Testimony = DMT? I don't really agree. I do agree that in principle the brain states of "religious experiences" have contributing factors like DMT. But from there, it's a hell of a lot of glossing over. For instance, "feeling of knowing?" Mormons are pretty unique in their belief that they can read a block of text and then pray, and get confirmation through a calm feeling. Most people out there don't think a block of text is true because of a calm feeling, including religious people. And save for extreme cases of fasting and self-flogging, Mormons don't have a physiological pathway from reading a block of text, to praying, and then plucking the obligatory burning in the bosom as confirmation. With investigators, we'd really reach deep to the bottom of the barrel: "Now that Elder White and I have finished singing that hymn off key, how do you feel? ... So you don't feel "bad or anything" and perhaps even "okay"? ... "Maybe kinda good?" ... "I think we can agree the devil wouldn't want you to feel 'kind of good' and so I'd say that feeling came from the Holy Spirit, and it's telling you to get baptized into the Mormon Church."

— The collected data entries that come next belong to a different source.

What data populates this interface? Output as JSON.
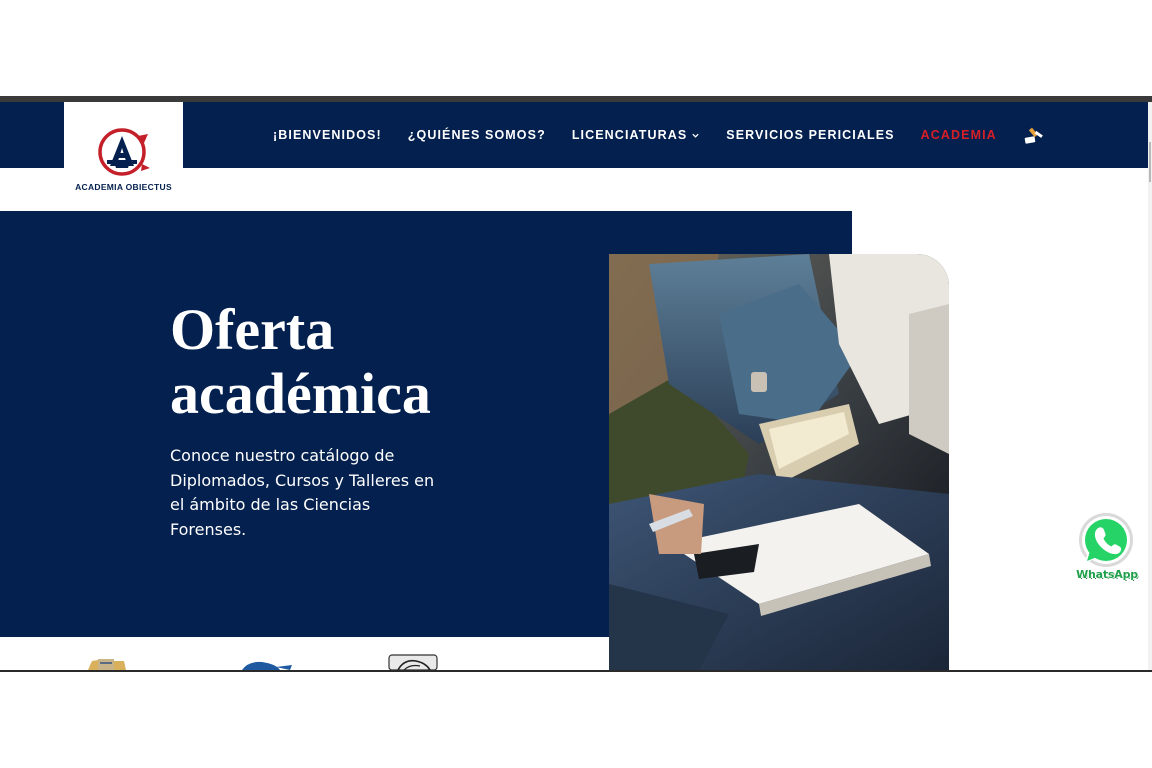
{
  "brand": {
    "logo_text": "ACADEMIA OBIECTUS",
    "colors": {
      "navy": "#03204f",
      "red": "#d81f26",
      "white": "#ffffff",
      "whatsapp_green": "#25d366"
    }
  },
  "nav": {
    "items": [
      {
        "label": "¡BIENVENIDOS!",
        "active": false
      },
      {
        "label": "¿QUIÉNES SOMOS?",
        "active": false
      },
      {
        "label": "LICENCIATURAS",
        "active": false,
        "has_dropdown": true
      },
      {
        "label": "SERVICIOS PERICIALES",
        "active": false
      },
      {
        "label": "ACADEMIA",
        "active": true
      }
    ],
    "extra_icon": "gavel-icon"
  },
  "hero": {
    "title_line1": "Oferta",
    "title_line2": "académica",
    "description": "Conoce nuestro catálogo de Diplomados, Cursos y Talleres en el ámbito de las Ciencias Forenses.",
    "image": "students-with-notebooks-photo"
  },
  "partners": {
    "logos": [
      "institution-seal-logo",
      "blue-emblem-logo",
      "gray-emblem-logo"
    ]
  },
  "whatsapp": {
    "label": "WhatsApp",
    "icon": "whatsapp-icon"
  }
}
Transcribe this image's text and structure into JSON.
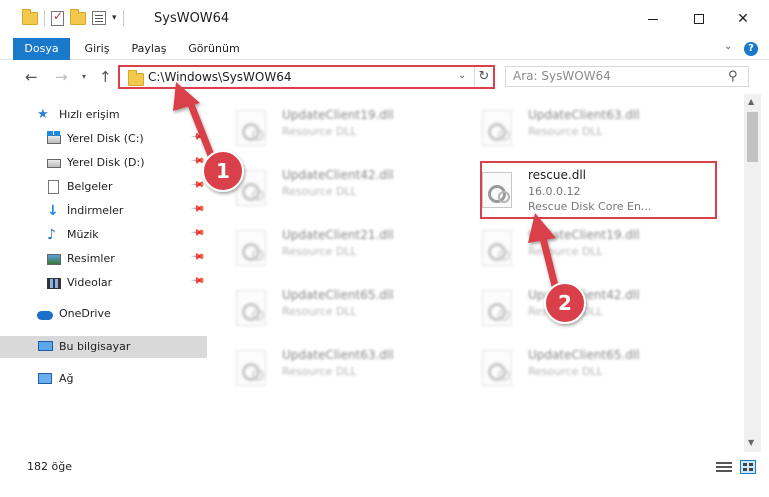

To the extent that such tactics can actually work, it's other factors doing the lifting. It's not the same as in an intense worship session where people are speaking in tongues and letting loose. Mormon services are boring. Temples are boring. Reading the Book of Mormon at 6:00 AM for exactly 30 minutes is boring. Mormons don't do drugs and fight over whether Barq's root beer is okay. So what you have in Mormonism is this huge belief, which is as much collective urban legend as it is actual doctrine from the top, that you "get a testimony" after providing a list of positive statements about the Church in prayer, as the Holy Spirit times a burning in the Bosom just right in response. You can say "I know the Church is true" because of the burning.

But the chances of getting that burning with a Mormon lifestyle are low. Mormons question their testimonies all the time because they never had that powerful experience. Well, since there is no such thing as the Holy Ghost, and since they aren't doing anything that would result in the requisite brain chemistry changes, then they can either thirst, or lie. Most Mormons in my opinion who have the stones to come flat out and say the spirit has borne witness, are simply lying about it. There is no need to invoke brain chemistry. They probably didn't have an actual big experience. What they do have is a lifetime of conditioning, telling them that they need to get that big experience to say "I know" afterward, and eventually, they invent something, or bear testimony with qualifications because they don't want to lie, or they go on some sweet lemon trek -- what they really feel is desperation and disappointment, but that comes out at the pulpit as 'this Church is everything to me'.

My main point is that it would be deadly wrong to suggest that there are millions of Mormons out there because their brains have tricked them into belief. If it were that easy, then baptisms would be soaring. Mormons are so impossible for the exact opposite reasons. It's not 'easy sex' keeping them in the relationship.